Il se hâta de liquider et se retira des affaires
après avoir tout payé. Il ne lui resta qu'une
riche collection de livres espagnols, portugais, italiens et
vieux français, qu'en admirateur passionné de
l'ancienne littérature des peuples romans il
s'était plu à amasser. Tastu eut dès lors
une existence remplie de tristesses. Seul, le dévouement
de sa femme, qui dut composer des ouvrages de vulgarisation pour
subvenir aux besoins de sa famille, le consola des malheurs
qu'il venait d'éprouver. A partir de cette époque,
Tastu s'adonna entièrement aux travaux de philologie et
de bibliographie romanes. Roussillonnais par la naissance, il
n'avait pas oublié la langue de ses ancêtres, et il
aimait à fouiller l'histoire de leur littérature
jusqu'alors inconnue. Dès 1833, Tastu avait écrit
à Raynouard pour lui exposer ses projets. De 1833
à 1837, il collabora aux travaux du secrétaire
perpétuel de l'Académie française.
Cependant, celui-ci ne l'a pas nommé une seule fois dans
ses divers ouvrages. Toutefois, de l'autre côté des
Pyrénées, ses études et sa collaboration au
Dictionnaire de Torres-Amat lui valurent, sans qu'il l'eût
recherché, l'honneur d'être nommé, à
l'unanimité, correspondant de l'Académie
d'Histoire de Madrid, correspondant de l'Académie des
Buenas-Letras de Barcelone, correspondant de l'Académie
des Sciences et des Arts de Majorque. Enfin, Tastu fit un voyage
dont il caressait le rêve depuis longtemps. Il parcourut
pendant quinze mois (mars 1837 à juin 1838) les provinces
espagnoles de la Catalogne et des îles Baléares,
pour y compléter ses travaux sur les langues
néo-latines. Il voyagea à ses frais. Il
reçut toutefois, du ministre Salvandy, sur le rapport de
Fauriel, une gratification de 1500 francs, alors qu'il dotait
l'Académie des Inscriptions et Belles-Lettres de
fac-similés d'inscriptions, de bas-reliefs, d'objets
précieux provenant de ruines du temps d'Auguste, enfin de
plusieurs monuments de l'art antique inconnus jusque là
en France. Tastu devait être encore chargé
d'administrer la bibliothèque du ministre de
l'Instruction publique. Mais pendant qu'il courait l'Espagne,
ses services furent oubliés et un individu fort
appuyé fut nommé, à sa place,
bibliothécaire du ministère.

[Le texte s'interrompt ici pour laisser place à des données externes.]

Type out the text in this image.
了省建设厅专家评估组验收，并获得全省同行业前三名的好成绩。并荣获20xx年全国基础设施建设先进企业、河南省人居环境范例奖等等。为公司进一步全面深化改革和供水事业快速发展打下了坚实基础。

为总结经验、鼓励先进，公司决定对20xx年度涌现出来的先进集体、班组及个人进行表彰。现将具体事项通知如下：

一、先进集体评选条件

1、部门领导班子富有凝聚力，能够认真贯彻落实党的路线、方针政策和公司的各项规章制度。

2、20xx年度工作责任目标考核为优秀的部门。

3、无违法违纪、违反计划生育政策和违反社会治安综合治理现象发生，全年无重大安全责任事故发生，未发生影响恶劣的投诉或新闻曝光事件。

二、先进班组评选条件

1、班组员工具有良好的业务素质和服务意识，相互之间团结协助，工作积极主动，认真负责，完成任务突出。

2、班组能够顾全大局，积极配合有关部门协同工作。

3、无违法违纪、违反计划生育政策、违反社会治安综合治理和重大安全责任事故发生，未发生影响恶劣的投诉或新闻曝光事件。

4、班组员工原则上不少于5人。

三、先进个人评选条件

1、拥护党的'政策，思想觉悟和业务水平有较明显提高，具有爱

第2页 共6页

Quant à lui,
il fut colloqué pour ses peines à la
bibliothèque Sainte-Geneviève, où se
conserve le Breviarium Elnense, premier livre
imprimé à Perpignan par
Rosembach en 1500, afin d'y distribuer, pendant cinq
jours et cinq nuits consécutifs par semaine, des volumes
de curiosité. Des trois voyages qu'il fit en Espagne, -
toujours à ses frais, - Tastu rapporta des documents
très importants pour l'histoire et la littérature
de la Catalogne et de l'Espagne. Il commença une
série d'études très approfondies sur ces
matières, études qu'avec un
désintéressement peu ordinaire il communiqua
à diverses reprises à des savants tels que
Raynouard, Fauriel et Guessard.
Malheureusement, la mort vint le surprendre au moment où
il se préparait à publier ses travaux. Il mourut
le 2 janvier 1849, sans avoir pu achever la tâche qu'il
avait entreprise, ni donner au public ces éditions
d'auteurs, ces grammaires et ces glossaires, qui auraient
imprimé une si grande impulsion à l'étude
des langues romanes. Joseph Tastu n'a livré à la
publicité que les oeuvres suivantes : Los
contrabanders, traduction catalane des Contrebandiers
de Béranger, Paris, 1833 ; Poème sur la
bataille de Lépante de Joan Pujol, avec commentaire
et notes ; L'Empereur Napoléon, tableaux et
récits, 1837, in-8° ; Mémoire sur la
littérature catalane, dans les Notices et extraits
des manuscrits, tome XIV ; Notice d'un atlas en langue
catalane, ms. de l'an 1375, conservé parmi les mss.
de la Bibliothèque royale, 1841. Les oeuvres manuscrites
de Joseph Tastu ont été déposées
à la Bibliothèque Mazarine, à Paris.